China’s Surveillance A Dark Mirror of Our Own

06/05/2019

A few days ago, Human Rights Watch released a report about China’s extensive and quite Orwellian surveillance program, rolled out in the Xinjiang region. Through an app accessible by police and authorised government officials, incredible amounts of data on any given person is collected and stored to be monitored. 1984 plays out like a textbook in China, but what about the West? Here it’s like a play with the curtains closed.

China follows a long tradition of calling their government something that does not reflect the nature of said government. The People’s Republic of China and the Communist Party are mischievous titles for a totalitarian state run by capitalist oligarchs. By reverse engineering the app, Human Rights Watch have been able to determine just how totalitarian and monitored the country really is.

From physical attributes like blood type, finger prints, and height, to public actions like which car you are driving or what items you are purchasing, to personal things like duration of holidays outside China or what political allegiances you hold. People have been detained, possibly tortured, and forced into what is essentially house arrest. All of this is at the discretion of the police and government, with otherwise innocent people being targeted for ‘acting suspicious’.

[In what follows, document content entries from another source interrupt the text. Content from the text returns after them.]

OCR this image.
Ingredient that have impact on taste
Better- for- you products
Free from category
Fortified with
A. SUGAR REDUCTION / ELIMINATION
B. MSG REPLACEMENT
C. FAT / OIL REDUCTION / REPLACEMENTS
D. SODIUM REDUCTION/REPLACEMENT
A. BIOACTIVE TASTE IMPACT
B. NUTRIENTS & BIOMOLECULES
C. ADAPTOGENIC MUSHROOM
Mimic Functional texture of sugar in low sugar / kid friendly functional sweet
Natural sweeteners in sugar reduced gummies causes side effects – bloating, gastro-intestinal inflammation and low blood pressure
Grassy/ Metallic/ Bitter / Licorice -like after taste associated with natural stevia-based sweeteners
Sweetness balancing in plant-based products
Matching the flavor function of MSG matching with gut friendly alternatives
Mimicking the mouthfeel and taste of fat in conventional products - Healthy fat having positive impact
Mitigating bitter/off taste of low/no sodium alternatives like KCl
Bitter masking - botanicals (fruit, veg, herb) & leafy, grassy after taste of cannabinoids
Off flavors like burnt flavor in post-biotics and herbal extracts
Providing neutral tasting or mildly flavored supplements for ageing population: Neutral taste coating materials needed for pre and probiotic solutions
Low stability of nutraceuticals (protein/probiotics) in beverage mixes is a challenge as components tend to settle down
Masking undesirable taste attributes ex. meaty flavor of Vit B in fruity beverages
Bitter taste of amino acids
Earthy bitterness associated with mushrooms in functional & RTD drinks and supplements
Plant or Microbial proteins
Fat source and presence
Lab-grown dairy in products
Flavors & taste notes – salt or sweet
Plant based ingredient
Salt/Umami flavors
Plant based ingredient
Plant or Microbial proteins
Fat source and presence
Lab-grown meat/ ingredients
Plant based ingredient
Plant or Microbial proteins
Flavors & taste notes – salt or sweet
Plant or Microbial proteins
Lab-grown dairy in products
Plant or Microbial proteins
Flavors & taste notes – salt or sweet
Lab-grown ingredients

We in the West look in from the outside and rightfully condemn it for the authoritarian measure it is, and recent criticisms of Huawei worming its way into out tech market are likely well founded. But for the same reason some avoid the Chinese company, many also tend to avoid the US counterparts, namely Apple and Samsung. While we may not have such blatant state suppression (there are subtle hints in Australia, and not so subtle abuses in the US), we are not exempt from this encroachment on basic privacy rights.

Instead of state oppression, we have a much deadlier enemy – corporate tyranny. So much attention is given to our ‘freedoms’, and yet every day we are sold as products to whoever has the cash to buy our information. Yes, we have freedom, it’s just the freedom to sign up to our auctioneer of choice. For now, this information is used to sell products to consumers, an innocent enough venture if you take out the invasive privacy concerns. But abuse like this never stops halfway.

I’ve spoken before about some of the measures companies like Amazon take to increase efficiency, measures that dehumanise workers and make their actions more robotic. So not only are we sold as consumers to the highest bidders, but in the workplace  people are no more than another expense, a cog in the wheel of private enterprise. Other than the much higher level of quality, one benefit of public service jobs like healthcare or education is that the profits are more than simple monetary goals.

It’s ironic when people commenting online say they would pick Huawei over an iPhone or vice versa. The only real difference is who collects your information – the Chinese government or the American monopolies. While, obviously, it is much appreciated in the West that we don’t have such damning authoritarianism in the sense of thoughtcrime, our vigilance cannot wane. Apathy and disinterest will give those in power the opportunity they need to chip away at our rights to privacy.

The Coalition has already tried pushing for our security agencies to get backdoor access to our social media profiles, a topic brilliantly satirised by The Juice Media. Officially, the US’ Pine Gap base near Alice Springs is for signal intelligence, but there is grounds for concern about what does take place there; it does indeed have SIGINT capabilities that help implicate us in the illegal wars following 9/11, but I would be surprised if data collection doesn’t take place there.

Authoritarianism, in all its forms, corporate or state, needs to be called out and torn down. A country or region is only truly democratic when both the political and work spheres are democratic – we have a long way to go before this can be realised.